Self-control is learned behavior, and all parents would like their children to have more of it. In order to learn self-control, however, children first have to learn to let others, such as parents, control them. Being able to follow instructions is a good example. First, children learn to follow their parents instructions; then, they learn to follow instructions they give themselves. The same holds true for following rules, which are more "formal" types of instructions.
For example, a parent can teach a toddler not to touch a household item like a DVD player by administering a small amount of discipline (e.g., a brief time-out) each time the toddler touches the item. With such a small consequence, the toddler will usually not learn the rule the first time around. In fact, the toddler will probably touch the DVD player many times and spend a lot of time in time-out during the learning process. But with enough repetition, the toddler will begin to make the connection.
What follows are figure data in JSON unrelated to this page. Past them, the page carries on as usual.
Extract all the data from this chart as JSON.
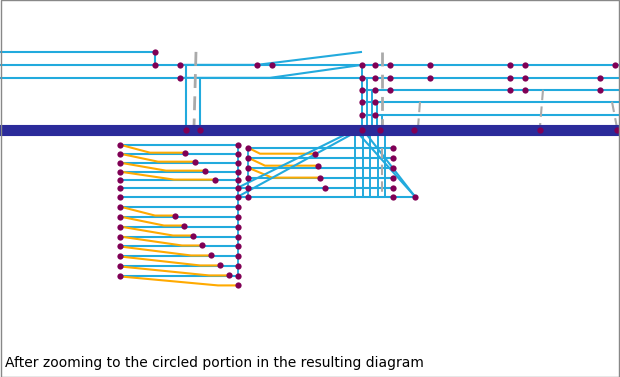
{
  "bg": "#ffffff",
  "main_col": "#2b2b9a",
  "cyan": "#22aadd",
  "orange": "#ffaa00",
  "dot": "#800055",
  "dash": "#aaaaaa",
  "caption": "After zooming to the circled portion in the resulting diagram",
  "cap_fs": 10,
  "fig_w": 6.2,
  "fig_h": 3.77,
  "dpi": 100
}
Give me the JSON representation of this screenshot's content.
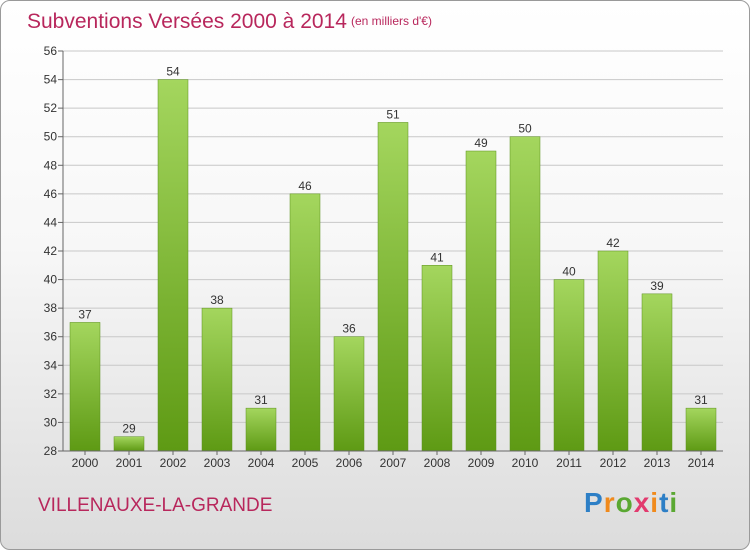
{
  "header": {
    "title": "Subventions Versées 2000 à 2014",
    "subtitle": "(en milliers d'€)"
  },
  "footer": {
    "commune": "VILLENAUXE-LA-GRANDE",
    "logo": "Proxiti"
  },
  "colors": {
    "bar_light": "#a4d65e",
    "bar_dark": "#5e9a14",
    "title": "#b8275c"
  },
  "chart_data": {
    "type": "bar",
    "title": "Subventions Versées 2000 à 2014",
    "subtitle": "(en milliers d'€)",
    "categories": [
      "2000",
      "2001",
      "2002",
      "2003",
      "2004",
      "2005",
      "2006",
      "2007",
      "2008",
      "2009",
      "2010",
      "2011",
      "2012",
      "2013",
      "2014"
    ],
    "values": [
      37,
      29,
      54,
      38,
      31,
      46,
      36,
      51,
      41,
      49,
      50,
      40,
      42,
      39,
      31
    ],
    "ylim": [
      28,
      56
    ],
    "yticks": [
      28,
      30,
      32,
      34,
      36,
      38,
      40,
      42,
      44,
      46,
      48,
      50,
      52,
      54,
      56
    ],
    "grid": true,
    "data_labels": true
  }
}
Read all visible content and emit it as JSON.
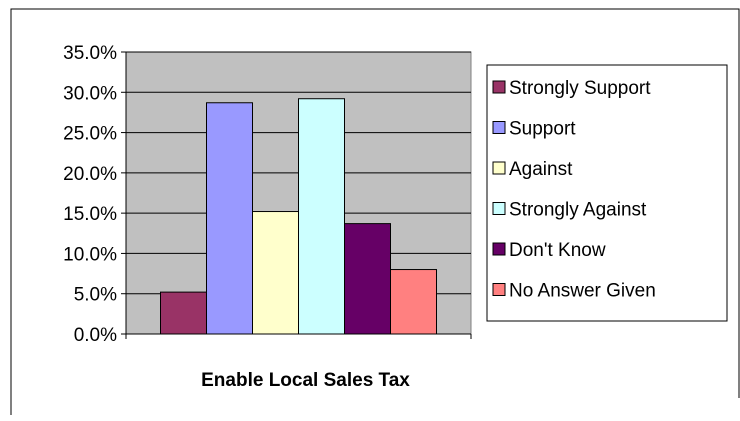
{
  "chart_data": {
    "type": "bar",
    "title": "",
    "xlabel": "",
    "ylabel": "",
    "categories": [
      "Enable Local Sales Tax"
    ],
    "series": [
      {
        "name": "Strongly Support",
        "values": [
          5.2
        ],
        "color": "#993366"
      },
      {
        "name": "Support",
        "values": [
          28.7
        ],
        "color": "#9999ff"
      },
      {
        "name": "Against",
        "values": [
          15.2
        ],
        "color": "#ffffcc"
      },
      {
        "name": "Strongly Against",
        "values": [
          29.2
        ],
        "color": "#ccffff"
      },
      {
        "name": "Don't Know",
        "values": [
          13.7
        ],
        "color": "#660066"
      },
      {
        "name": "No Answer Given",
        "values": [
          8.0
        ],
        "color": "#ff8080"
      }
    ],
    "ylim": [
      0,
      35
    ],
    "y_ticks": [
      "0.0%",
      "5.0%",
      "10.0%",
      "15.0%",
      "20.0%",
      "25.0%",
      "30.0%",
      "35.0%"
    ],
    "grid": true,
    "legend_position": "right",
    "plot_background": "#c0c0c0"
  }
}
It looks something like this: The toddler approaches the DVD player, but then veers away from it. Being close to the DVD player has begun to make the toddler feel uncomfortable because he associates it with the discomfort of time-out. Something quite similar happens with appropriate behavior, too. First, a parent uses praise to make the child feel good about doing the right thing. Ultimately, through association, the child begins to feel good about using the behavior even when the parent is not around.
So in the initial stages of teaching child self-control, the parent provides unpleasant consequences for inappropriate behavior and pleasant consequences for appropriate behavior. But as time passes, and learning episodes accumulate, the child experiences the unpleasantness or pleasantness on his or her own. When self-control is well established, the mere thought of misbehavior causes discomfort. This discomfort does not spontaneously grow inside the child. It has to be put there through learning processes that are established throughout the child's young life.
So, when a parent teaches a child to follow a simple instruction or rule, there is much more going on. That parent is laying the foundation for building the child's capacity to follow his or her own instructions. In short, parents who successfully manage their young children's behavior are laying the groundwork for children to manage their behavior (self-control) on their own.